Bugün  orkestra  mensuplarından sadece Emekli Öğretmen olan ekibin solisti İbrahim Ersöz hayatta,değerleri rahmete kavuştu. Resmin sol taraftan bakıldığında üçüncü sırada olan Ersöz, arkadaşlarının anısı yaşattığını,  her zaman o günleri  hatırladığını, arkadaşlarını kaybetmenin üzüntüsü içinde olduğunu söyledi “Ekip arkadaşlarımı birbiri ardına kaybettik son olarak Şükrüpaşa mahallesinde  taksicilik yapan Cüneyt arkadaşımız da rahmete kavuştu.

Devinim Orkestrası ekibinden sadece ben hayattayım.Vefat eden arkadaşlarımı rahmetle anıyorum.

O günlerin acı tatlı anılarıyla yaşama devam ediyorum. Bizler o yılların vazgeçilmez müzik ekibiydik.  Her düğüne ve eğlence yerlerine katılıp gittiğimiz  yere ayrı bir güzellik  ve neşe getiren bir ekiptik.

Günler geldi geçti, arkadaşlarımızı toprağa verdik,Bu acı anılara rağmen hayat devam ediyor.Ruhları şad olsun” dedi.

---------------------

SAY  LAN ADLARINI

Hitler, İngiliz.Fransız Yahudi ırkından  olan üç esiri yakalayıp sorguya çekmiş. Kendilerine “size bir soru soracağım,bilirseniz sizi bırakacağım “ demiş.

İlk olarak İngiliz’e sormuş-“ Titanik kaç yılına battı?”
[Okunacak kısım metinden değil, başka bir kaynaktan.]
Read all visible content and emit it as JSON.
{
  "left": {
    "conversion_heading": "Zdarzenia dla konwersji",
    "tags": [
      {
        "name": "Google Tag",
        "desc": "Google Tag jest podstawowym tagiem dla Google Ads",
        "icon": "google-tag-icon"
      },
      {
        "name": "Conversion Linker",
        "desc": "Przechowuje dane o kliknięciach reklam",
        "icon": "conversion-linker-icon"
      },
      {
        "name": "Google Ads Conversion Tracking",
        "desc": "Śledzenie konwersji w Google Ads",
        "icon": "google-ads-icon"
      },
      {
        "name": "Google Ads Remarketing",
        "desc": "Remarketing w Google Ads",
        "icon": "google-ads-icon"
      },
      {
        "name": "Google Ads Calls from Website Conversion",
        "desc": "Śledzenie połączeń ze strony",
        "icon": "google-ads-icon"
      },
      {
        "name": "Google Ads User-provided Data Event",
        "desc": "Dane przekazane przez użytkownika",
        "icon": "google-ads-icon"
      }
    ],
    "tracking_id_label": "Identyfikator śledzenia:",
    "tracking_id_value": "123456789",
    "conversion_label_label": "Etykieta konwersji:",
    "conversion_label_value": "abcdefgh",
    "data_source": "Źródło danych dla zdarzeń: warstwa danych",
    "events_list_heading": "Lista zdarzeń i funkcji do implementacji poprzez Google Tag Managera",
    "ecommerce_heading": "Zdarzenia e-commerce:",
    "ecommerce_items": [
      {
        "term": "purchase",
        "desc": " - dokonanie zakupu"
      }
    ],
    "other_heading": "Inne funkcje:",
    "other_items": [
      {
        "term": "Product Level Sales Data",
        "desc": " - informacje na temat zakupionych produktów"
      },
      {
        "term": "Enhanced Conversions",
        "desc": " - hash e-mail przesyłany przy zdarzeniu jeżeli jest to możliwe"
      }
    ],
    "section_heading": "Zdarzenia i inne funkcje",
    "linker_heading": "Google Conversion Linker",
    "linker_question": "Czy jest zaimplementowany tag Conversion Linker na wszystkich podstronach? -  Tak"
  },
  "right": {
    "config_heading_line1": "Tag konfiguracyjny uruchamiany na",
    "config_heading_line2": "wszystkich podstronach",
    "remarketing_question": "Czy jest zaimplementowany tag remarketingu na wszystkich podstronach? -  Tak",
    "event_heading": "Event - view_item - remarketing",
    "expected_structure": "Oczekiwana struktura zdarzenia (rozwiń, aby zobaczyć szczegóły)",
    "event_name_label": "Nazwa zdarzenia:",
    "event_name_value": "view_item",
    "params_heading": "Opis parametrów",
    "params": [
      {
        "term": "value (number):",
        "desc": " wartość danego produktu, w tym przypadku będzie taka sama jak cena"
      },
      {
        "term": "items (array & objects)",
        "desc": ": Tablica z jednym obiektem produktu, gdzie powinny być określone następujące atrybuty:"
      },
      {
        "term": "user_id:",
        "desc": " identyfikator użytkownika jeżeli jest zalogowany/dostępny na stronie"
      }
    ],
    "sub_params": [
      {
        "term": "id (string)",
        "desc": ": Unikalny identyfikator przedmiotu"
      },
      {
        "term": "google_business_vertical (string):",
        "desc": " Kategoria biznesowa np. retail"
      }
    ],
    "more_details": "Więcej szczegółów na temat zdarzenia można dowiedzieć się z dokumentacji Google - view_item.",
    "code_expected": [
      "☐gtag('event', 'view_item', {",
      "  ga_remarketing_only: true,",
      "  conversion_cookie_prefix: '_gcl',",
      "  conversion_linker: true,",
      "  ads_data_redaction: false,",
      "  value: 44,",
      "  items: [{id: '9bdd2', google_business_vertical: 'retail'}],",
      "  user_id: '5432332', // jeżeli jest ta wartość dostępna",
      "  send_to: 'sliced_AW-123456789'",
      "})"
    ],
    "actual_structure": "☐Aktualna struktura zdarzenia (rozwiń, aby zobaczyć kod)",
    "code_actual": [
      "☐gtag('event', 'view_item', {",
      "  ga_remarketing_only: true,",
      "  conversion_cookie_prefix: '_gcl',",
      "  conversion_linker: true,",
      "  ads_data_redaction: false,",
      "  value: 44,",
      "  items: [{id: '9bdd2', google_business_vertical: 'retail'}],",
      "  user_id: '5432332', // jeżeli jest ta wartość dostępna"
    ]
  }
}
İngiliz hemen cevap vermiş.

“1912  yılında.

Hitler İngiliz’i göndermiş.

Bu kez Fransız’a sormuş:

Titanik’in batması sonucu kaç kişi öldü. Fransız cevap vermiş.

-“ 1050 kişi”

 Fransız’a” tamam sen de gidebilirsin” diye onu da  özgür bırakmış.

Hitler  bu kez Yahudi’ye dönmüş:

“Titanik’te ölenlerin istemlerini say bakalım” demiş.

---------------------------

BUNLARI BİLİYOR MUSUNUZ?

CASUSLUK TARİHİMİZ 

Casusluk her ulusta olduğu gibi Türklerde de  ilk kuruluşlara, ilk topluluklara kadar uzanır.

 Osmanlılarda casusluk, devletin kuruluşu ile başlamıştır. Araştırmalar gösteriyor ki Osmanlı devletin kurucusu  1.Osman’ın beyliği çerçevesindeki bey ve tekfurlara (Bizans’ın bağımsız valileriyle Hıristiyan beylerine verilen ad)

Karşı casuslar kullandığını gösterir.Tarihimizde belirli ilk casusluk örgütünü İstanbul’a almayı aklına koyan Fatih Sultan Mehmet kurmuştu.